Paris, France. Marine Le Pen may well end up the next President of France, but depositers in banks are not taking chances as her opposition advocates a 100% tax on all income over $400,000 a year, should Melenchon prevail in upcoming elections.
French bank account holders alarmed at the economic risks of an election victory by an extreme-Left candidate are sending money out of the country, it emerged on Sunday.
Financial markets are spooked by the increasingly likely prospect that France’s next president will be Marine Le Pen, the Front National leader, or worse- Mélenchon, a revolutionary who wants to slap a 100 per cent tax on earnings over €400,000 (£340,00).

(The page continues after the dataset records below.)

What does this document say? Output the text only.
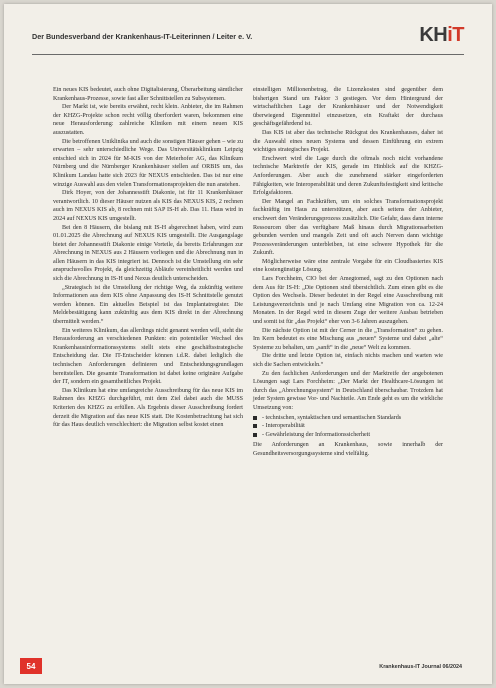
Der Bundesverband der Krankenhaus-IT-Leiterinnen / Leiter e. V.	KHiT

Ein neues KIS bedeutet, auch ohne Digitalisierung, Überarbeitung sämtlicher Krankenhaus-Prozesse, sowie fast aller Schnittstellen zu Subsystemen.

Der Markt ist, wie bereits erwähnt, recht klein. Anbieter, die im Rahmen der KHZG-Projekte schon recht völlig überfordert waren, bekommen eine neue Herausforderung: zahlreiche Kliniken mit einem neuen KIS auszustatten.

Die betroffenen Uniklinika und auch die sonstigen Häuser gehen – wie zu erwarten – sehr unterschiedliche Wege. Das Universitätsklinikum Leipzig entschied sich in 2024 für M-KIS von der Meierhofer AG, das Klinikum Nürnberg und die Nürnberger Krankenhäuser stellen auf ORBIS um, das Klinikum Landau hatte sich 2023 für NEXUS entschieden. Das ist nur eine winzige Auswahl aus den vielen Transformationsprojekten die nun anstehen.

Dirk Hoyer, von der Johannesstift Diakonie, ist für 11 Krankenhäuser verantwortlich. 10 dieser Häuser nutzen als KIS das NEXUS KIS, 2 rechnen auch im NEXUS KIS ab, 8 rechnen mit SAP IS-H ab. Das 11. Haus wird in 2024 auf NEXUS KIS umgestellt.

Bei den 8 Häusern, die bislang mit IS-H abgerechnet haben, wird zum 01.01.2025 die Abrechnung auf NEXUS KIS umgestellt. Die Ausgangslage bietet der Johannesstift Diakonie einige Vorteile, da bereits Erfahrungen zur Abrechnung in NEXUS aus 2 Häusern vorliegen und die Abrechnung nun in allen Häusern in das KIS integriert ist. Dennoch ist die Umstellung ein sehr anspruchsvolles Projekt, da gleichzeitig Abläufe vereinheitlicht werden und sich die Abrechnung in IS-H und Nexus deutlich unterscheiden.

„Strategisch ist die Umstellung der richtige Weg, da zukünftig weitere Informationen aus dem KIS ohne Anpassung des IS-H Schnittstelle genutzt werden können. Ein aktuelles Beispiel ist das Implantatregister. Die Meldebestätigung kann zukünftig aus dem KIS direkt in der Abrechnung übermittelt werden.“

Ein weiteres Klinikum, das allerdings nicht genannt werden will, sieht die Herausforderung an verschiedenen Punkten: ein potentieller Wechsel des Krankenhausinformationssystems stellt stets eine geschäftsstrategische Entscheidung dar. Die IT-Entscheider können i.d.R. dabei lediglich die technischen Anforderungen definieren und Entscheidungsgrundlagen bereitstellen. Die gesamte Transformation ist dabei keine originäre Aufgabe der IT, sondern ein gesamtheitliches Projekt.

Das Klinikum hat eine umfangreiche Ausschreibung für das neue KIS im Rahmen des KHZG durchgeführt, mit dem Ziel dabei auch die MUSS Kriterien des KHZG zu erfüllen. Als Ergebnis dieser Ausschreibung fordert derzeit die Migration auf das neue KIS statt. Die Kostenbetrachtung hat sich für das Haus deutlich verschlechtert: die Migration selbst kostet einen

einstelligen Millionenbetrag, die Lizenzkosten sind gegenüber dem bisherigen Stand um Faktor 3 gestiegen. Vor dem Hintergrund der wirtschaftlichen Lage der Krankenhäuser und der Notwendigkeit überwiegend Eigenmittel einzusetzen, ein Kraftakt der durchaus geschäftsgefährdend ist.

Das KIS ist aber das technische Rückgrat des Krankenhauses, daher ist die Auswahl eines neuen Systems und dessen Einführung ein extrem wichtiges strategisches Projekt.

Erschwert wird die Lage durch die oftmals noch nicht vorhandene technische Marktreife der KIS, gerade im Hinblick auf die KHZG-Anforderungen. Aber auch die zunehmend stärker eingeforderten Fähigkeiten, wie Interoperabilität und deren Zukunftsfestigkeit sind kritische Erfolgsfaktoren.

Der Mangel an Fachkräften, um ein solches Transformationsprojekt fachkräftig im Haus zu unterstützen, aber auch seitens der Anbieter, erschwert den Veränderungsprozess zusätzlich. Die Gefahr, dass dann interne Ressourcen über das verfügbare Maß hinaus durch Migrationsarbeiten gebunden werden und mangels Zeit und oft auch Nerven dann wichtige Prozessveränderungen unterbleiben, ist eine schwere Hypothek für die Zukunft.

Möglicherweise wäre eine zentrale Vorgabe für ein Cloudbasiertes KIS eine kostengünstige Lösung.

Lars Forchheim, CIO bei der Amegtomed, sagt zu den Optionen nach dem Aus für IS-H: „Die Optionen sind übersichtlich. Zum einen gibt es die Option des Wechsels. Dieser bedeutet in der Regel eine Ausschreibung mit Leistungsverzeichnis und je nach Umfang eine Migration von ca. 12-24 Monaten. In der Regel wird in diesem Zuge der weitere Ausbau betrieben und somit ist für „das Projekt“ eher von 3-6 Jahren auszugehen.

Die nächste Option ist mit der Cerner in die „Transformation“ zu gehen. Im Kern bedeutet es eine Mischung aus „neuen“ Systeme und dabei „alte“ Systeme zu behalten, um „sanft“ in die „neue“ Welt zu kommen.

Die dritte und letzte Option ist, einfach nichts machen und warten wie sich die Sachen entwickeln.“

Zu den fachlichen Anforderungen und der Marktreife der angebotenen Lösungen sagt Lars Forchheim: „Der Markt der Healthcare-Lösungen ist durch das „Abrechnungssystem“ in Deutschland überschaubar. Trotzdem hat jeder System gewisse Vor- und Nachteile. Am Ende geht es um die wirkliche Umsetzung von:

- technischen, syntaktischen und semantischen Standards
- Interoperabilität
- Gewährleistung der Informationssicherheit

Die Anforderungen an Krankenhaus, sowie innerhalb der Gesundheitsversorgungssysteme sind vielfältig.

54	Krankenhaus-IT Journal 06/2024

A large number of middle-class French families have transferred millions of euros to Luxembourg in recent days, financial sources said. “They feel that if there’s a catastrophe, at least they’ll still have that money,” Hervé Tisserand of the Altaprofits brokerage told reporters.

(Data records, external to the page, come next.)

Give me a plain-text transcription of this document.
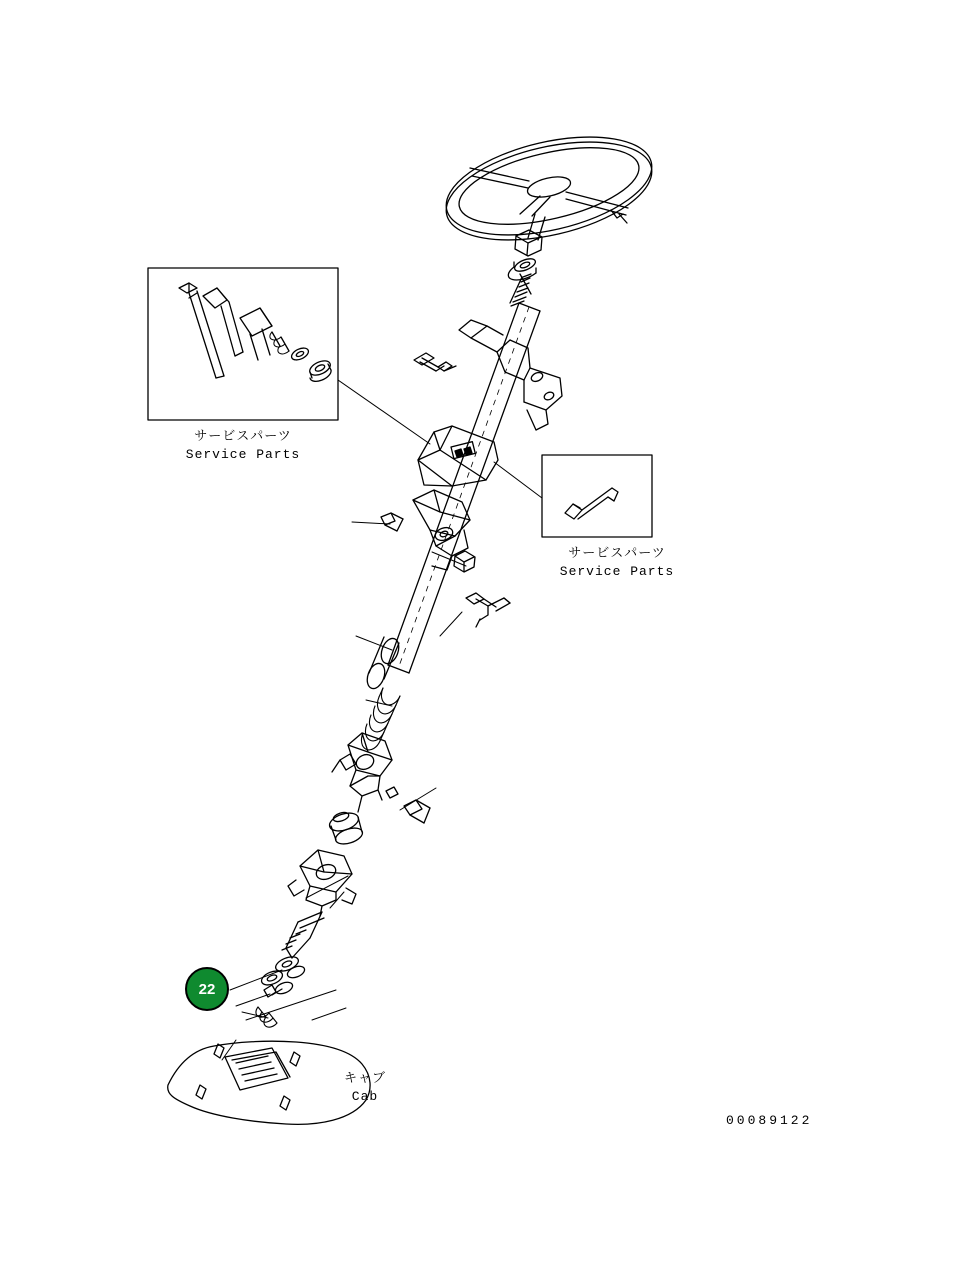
サービスパーツ
Service Parts
サービスパーツ
Service Parts
キャブ
Cab
22
00089122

Bienprevoir, a website offering savings and investment advice, said they feared that plans by both Ms Le Pen and Mr Mélenchon to ditch the euro could have disastrous consequences on their finances if their money stays in France.
The bank account holders resent new legislation granting the French government powers to freeze withdrawals from life insurance plans if there is a serious financial crisis.
Many analysts believe the race is too close to call because all four main candidates are placed within the three per cent margin of error. If Mr Macron and Ms Le Pen qualify for the second round on May 7, polls suggest she would beat him.